The finale on this tour was in Albersdorf, Northern Germany where I was to find some familiar faces hanging out in leather and skins, pottering about a beautiful Mesolithic encampment nestled within the incredible Steinzeit Park. The centre, with its 100 hectares of enviable oak woodland and megalithic monuments, portrays life in the sedentary part of the stone age with re-constructions of a huge range of buildings mainly from the Neolithic. They are mostly large, impressive roundwood timber structures with an extensive array of interior furnishings to match the period they are representing.
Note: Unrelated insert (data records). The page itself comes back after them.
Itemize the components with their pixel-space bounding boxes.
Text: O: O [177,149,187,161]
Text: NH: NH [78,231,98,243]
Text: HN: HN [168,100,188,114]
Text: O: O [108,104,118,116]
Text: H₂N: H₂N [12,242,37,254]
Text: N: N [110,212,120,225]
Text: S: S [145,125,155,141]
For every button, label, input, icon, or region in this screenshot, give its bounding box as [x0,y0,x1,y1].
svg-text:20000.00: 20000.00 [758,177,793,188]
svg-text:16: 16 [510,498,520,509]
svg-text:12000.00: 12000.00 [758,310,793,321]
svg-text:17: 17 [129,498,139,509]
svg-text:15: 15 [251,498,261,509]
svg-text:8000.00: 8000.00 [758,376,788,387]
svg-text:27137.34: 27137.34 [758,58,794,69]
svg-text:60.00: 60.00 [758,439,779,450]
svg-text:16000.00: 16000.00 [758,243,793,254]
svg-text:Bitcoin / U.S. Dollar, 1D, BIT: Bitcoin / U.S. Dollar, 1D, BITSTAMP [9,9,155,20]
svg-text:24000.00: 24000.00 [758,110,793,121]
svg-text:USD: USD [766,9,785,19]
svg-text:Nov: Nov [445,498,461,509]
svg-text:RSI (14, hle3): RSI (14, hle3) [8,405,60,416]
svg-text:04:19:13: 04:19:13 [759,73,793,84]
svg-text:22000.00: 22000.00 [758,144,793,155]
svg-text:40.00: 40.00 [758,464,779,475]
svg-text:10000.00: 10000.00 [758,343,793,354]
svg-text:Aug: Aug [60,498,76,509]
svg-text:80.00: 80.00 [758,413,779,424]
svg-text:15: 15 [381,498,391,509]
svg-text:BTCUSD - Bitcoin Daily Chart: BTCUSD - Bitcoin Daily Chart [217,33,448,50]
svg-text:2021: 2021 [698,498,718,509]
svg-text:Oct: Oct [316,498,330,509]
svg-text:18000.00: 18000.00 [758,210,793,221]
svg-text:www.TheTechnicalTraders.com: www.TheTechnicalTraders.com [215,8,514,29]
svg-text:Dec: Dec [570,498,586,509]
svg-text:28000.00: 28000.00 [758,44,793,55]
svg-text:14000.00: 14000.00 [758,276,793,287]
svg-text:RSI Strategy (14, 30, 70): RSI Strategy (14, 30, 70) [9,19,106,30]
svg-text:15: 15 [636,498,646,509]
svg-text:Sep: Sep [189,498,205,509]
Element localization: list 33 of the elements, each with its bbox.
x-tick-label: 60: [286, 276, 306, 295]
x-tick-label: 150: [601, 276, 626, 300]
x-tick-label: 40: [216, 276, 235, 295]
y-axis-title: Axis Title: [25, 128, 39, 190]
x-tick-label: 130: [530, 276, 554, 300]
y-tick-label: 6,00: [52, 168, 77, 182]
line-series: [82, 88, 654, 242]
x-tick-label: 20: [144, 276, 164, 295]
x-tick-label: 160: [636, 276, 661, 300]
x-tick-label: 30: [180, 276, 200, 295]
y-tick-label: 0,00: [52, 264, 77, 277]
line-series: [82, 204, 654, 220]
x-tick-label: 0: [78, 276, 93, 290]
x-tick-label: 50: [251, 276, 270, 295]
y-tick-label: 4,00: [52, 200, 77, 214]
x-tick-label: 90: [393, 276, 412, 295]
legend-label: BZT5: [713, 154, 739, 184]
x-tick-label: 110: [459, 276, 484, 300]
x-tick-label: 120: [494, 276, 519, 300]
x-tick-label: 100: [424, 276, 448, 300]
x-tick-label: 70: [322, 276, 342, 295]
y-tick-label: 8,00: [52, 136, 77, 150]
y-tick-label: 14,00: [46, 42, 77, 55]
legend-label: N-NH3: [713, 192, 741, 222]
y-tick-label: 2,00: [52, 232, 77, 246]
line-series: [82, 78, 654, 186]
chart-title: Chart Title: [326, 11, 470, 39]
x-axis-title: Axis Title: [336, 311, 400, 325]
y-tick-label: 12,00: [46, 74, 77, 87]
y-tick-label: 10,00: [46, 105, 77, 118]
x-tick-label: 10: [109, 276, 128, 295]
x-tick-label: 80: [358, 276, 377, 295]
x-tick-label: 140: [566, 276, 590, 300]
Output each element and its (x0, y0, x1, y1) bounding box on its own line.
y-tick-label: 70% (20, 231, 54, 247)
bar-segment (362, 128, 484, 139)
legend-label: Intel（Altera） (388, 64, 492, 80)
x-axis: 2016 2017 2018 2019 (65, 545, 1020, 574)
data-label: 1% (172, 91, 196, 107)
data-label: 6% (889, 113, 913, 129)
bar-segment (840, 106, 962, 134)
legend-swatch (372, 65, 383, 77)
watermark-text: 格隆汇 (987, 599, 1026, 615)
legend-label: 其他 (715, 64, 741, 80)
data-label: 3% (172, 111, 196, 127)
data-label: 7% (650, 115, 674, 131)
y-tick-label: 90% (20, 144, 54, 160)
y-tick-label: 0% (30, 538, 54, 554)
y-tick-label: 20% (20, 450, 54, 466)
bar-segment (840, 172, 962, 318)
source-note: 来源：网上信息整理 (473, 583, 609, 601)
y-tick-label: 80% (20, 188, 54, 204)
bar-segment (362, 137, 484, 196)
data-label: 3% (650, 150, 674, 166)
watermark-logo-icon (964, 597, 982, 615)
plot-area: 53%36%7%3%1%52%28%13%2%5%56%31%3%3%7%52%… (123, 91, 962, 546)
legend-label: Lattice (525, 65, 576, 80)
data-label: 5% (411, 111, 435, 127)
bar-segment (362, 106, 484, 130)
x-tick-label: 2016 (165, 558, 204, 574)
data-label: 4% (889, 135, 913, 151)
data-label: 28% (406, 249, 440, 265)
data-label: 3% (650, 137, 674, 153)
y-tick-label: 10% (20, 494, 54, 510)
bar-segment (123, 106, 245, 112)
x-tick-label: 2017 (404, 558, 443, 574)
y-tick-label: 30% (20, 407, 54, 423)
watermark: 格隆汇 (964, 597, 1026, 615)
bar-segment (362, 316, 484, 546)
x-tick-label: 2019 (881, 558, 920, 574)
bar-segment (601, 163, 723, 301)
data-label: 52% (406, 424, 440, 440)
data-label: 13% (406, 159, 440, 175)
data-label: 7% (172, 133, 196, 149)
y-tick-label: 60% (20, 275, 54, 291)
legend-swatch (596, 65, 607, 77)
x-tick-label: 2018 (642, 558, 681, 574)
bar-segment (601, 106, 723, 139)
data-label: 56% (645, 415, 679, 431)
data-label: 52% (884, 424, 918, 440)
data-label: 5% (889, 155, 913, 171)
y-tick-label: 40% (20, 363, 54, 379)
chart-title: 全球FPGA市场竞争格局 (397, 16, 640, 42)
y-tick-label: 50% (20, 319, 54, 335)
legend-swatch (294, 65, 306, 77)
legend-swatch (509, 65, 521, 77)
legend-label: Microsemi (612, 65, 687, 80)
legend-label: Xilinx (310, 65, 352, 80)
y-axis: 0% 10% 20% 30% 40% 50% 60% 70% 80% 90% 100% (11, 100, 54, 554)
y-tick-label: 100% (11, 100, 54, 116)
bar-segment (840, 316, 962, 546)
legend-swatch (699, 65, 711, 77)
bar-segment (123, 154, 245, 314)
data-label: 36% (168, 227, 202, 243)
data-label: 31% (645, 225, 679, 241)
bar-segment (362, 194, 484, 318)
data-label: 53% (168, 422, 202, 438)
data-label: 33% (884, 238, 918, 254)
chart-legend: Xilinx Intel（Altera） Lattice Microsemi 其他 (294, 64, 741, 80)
During my time there, archaeology students from Hamburg University were busying themselves with a whole host of different crafts, including bone work, medicinal herbalism, flint knapping and of course, booze brewing. However, the main event for me was seeing the Living Mesolithic Project; where a dozen or so volunteers spent two weeks attempting to live like Mesolithic hunter-gatherers. The group was situated behind a rope (which seemed a little human-zoo-like), but on the other side was a scene like no other. I ventured in, at Werner’s (the organiser) invitation and wondered round in complete awe; a couple of kids were fishing (with bow and arrows), another was paddling round in a dugout canoe, someone was knapping flint, someone else was making birch-bark containers, meat was being smoked, nets were being fixed, lunch was being cooked on hot rocks over the fire… It was little bit surreal.
Werner took me into the main hut and we chatted for a few hours about how it all started, how he built the structures, thatching techniques, how he stocked the lake with trout & carp, about life in Namibia and the San Bushpeople… about rewilding, politics, the EU and access to land…all the important stuff.